It has gone somewhat under the radar, but the third national car project is quietly progressing in the background. According to entrepreneur development minister Datuk Seri Mohd Redzuan Md Yusof, the government is currently in the final phase of deciding the strategic partner for the new national car project (NNCP), reported by Bernama.

The minister said that the partnership, to be inked soon, would be announced by prime minister Tun Dr Mahathir Mohamad. “I can’t disclose much about it yet. Just wait and see,” he told the media.

He did however stress that the NNCP will be private sector-driven and would not use public funds, adding that the ministry’s role was just to help the project gain traction. “We do not want to have to bail them out when there is trouble,” he said.

Redzuan said that so far, 145 local vendors had shown interest in the project and the type of car would be an extended-range vehicle. “We are now in an era when anyone can build cars like Dyson, for example. We are on the right track and this project is not about taking Proton’s position. It is just to push (forward) our capabilities,” he added.

This is not the first time that an “extended-range vehicle” has been mentioned. It’s another name for range extender EVs, as opposed to full battery electric vehicles such as Teslas and the Nissan Leaf. The “range extender” in question is an internal combustion engine, which powers an electric generator when the batteries are out of juice, hence the range extender moniker.

Back in August 2018, before the official NNCP announcement, Mahathir said that Malaysia will be seeking assistance from Japanese automakers for the third national car project, and he name-dropped Nissan and Toyota then.

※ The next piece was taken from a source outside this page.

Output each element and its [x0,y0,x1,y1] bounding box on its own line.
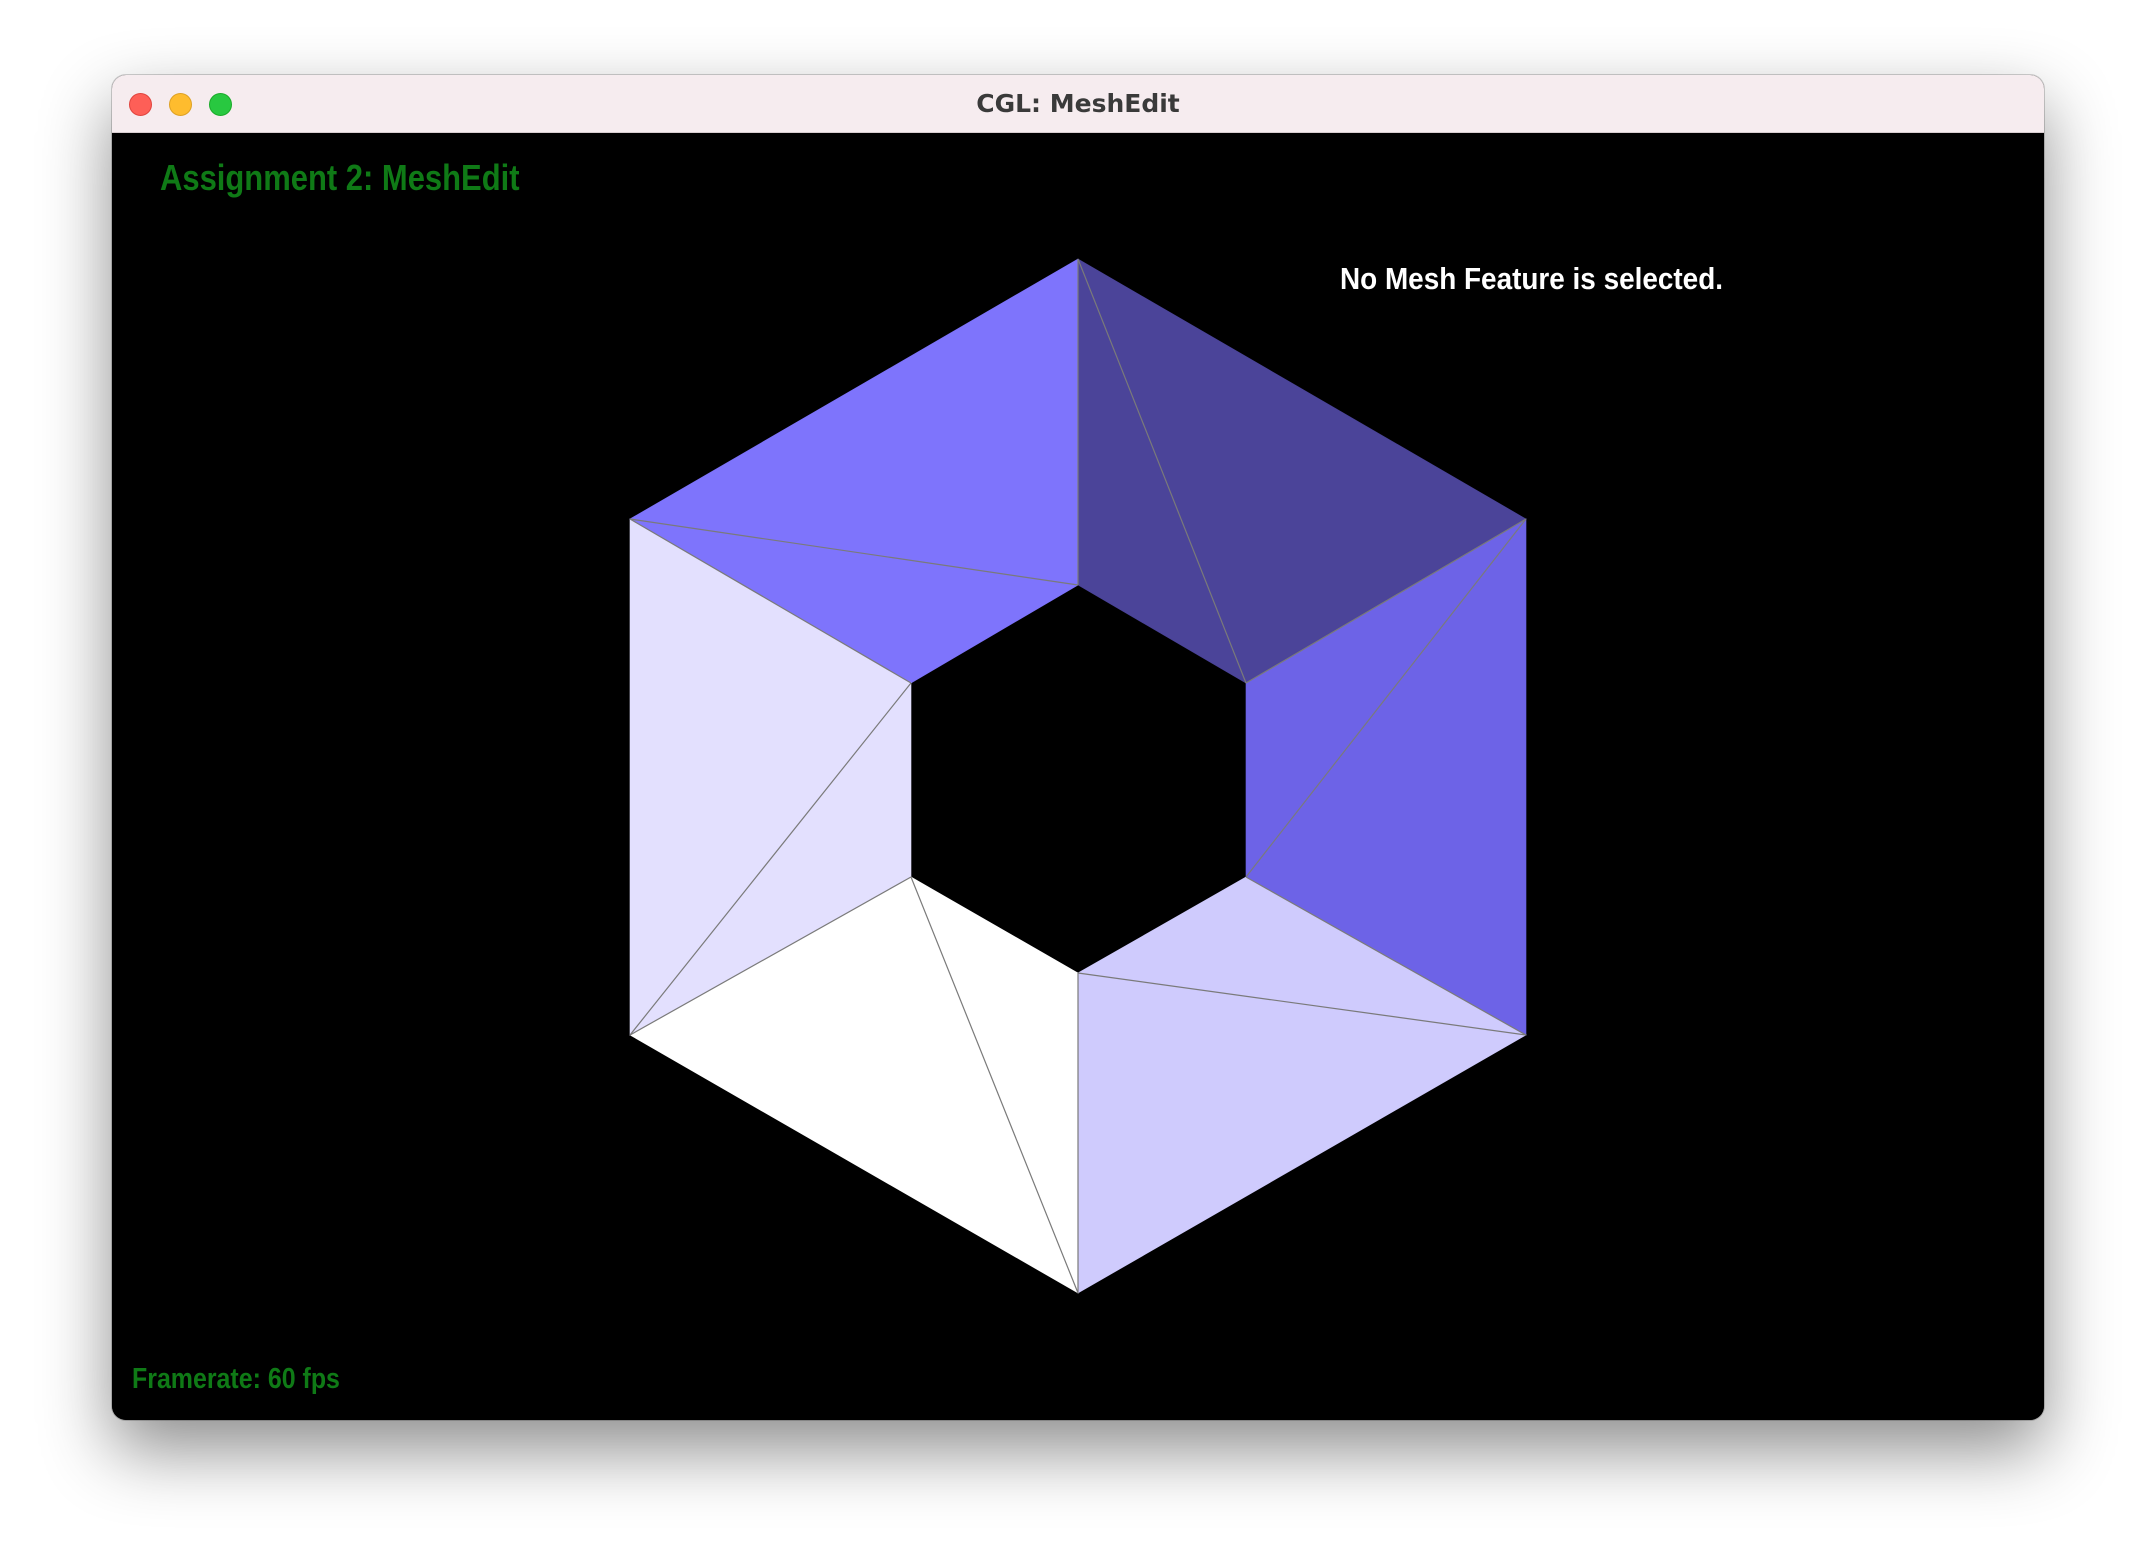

Currently, Nissan has range extender EVs on the market. The Nissan Note e-Power – on sale in Japan since late 2016 and displayed at KLIMS 2018 by Edaran Tan Chong Motor – is technically an EV, but there’s no socket for plug-in charging like the Nissan Leaf.

Instead, there’s a 79 PS/103 Nm 1.2 litre three-cylinder engine acting solely as a generator for the 109 PS/254 Nm electric motor from the previous Leaf. The petrol engine is not connected to the driven wheels, so this isn’t like the hybrids that we know. Nissan says that the e-Power system provides the benefits of an electric motor – such as maximum torque from standstill – without the accompanying range anxiety.

Nissan is also one of the more advanced carmakers when it comes to autonomous tech (read more on its ProPilot tech here) and “semi-autonomous” was mentioned in the NNCP announcement. Could we be looking at a Nissan-backed third national car with e-Power and ProPilot tech? At this point, the dots do seem to connect.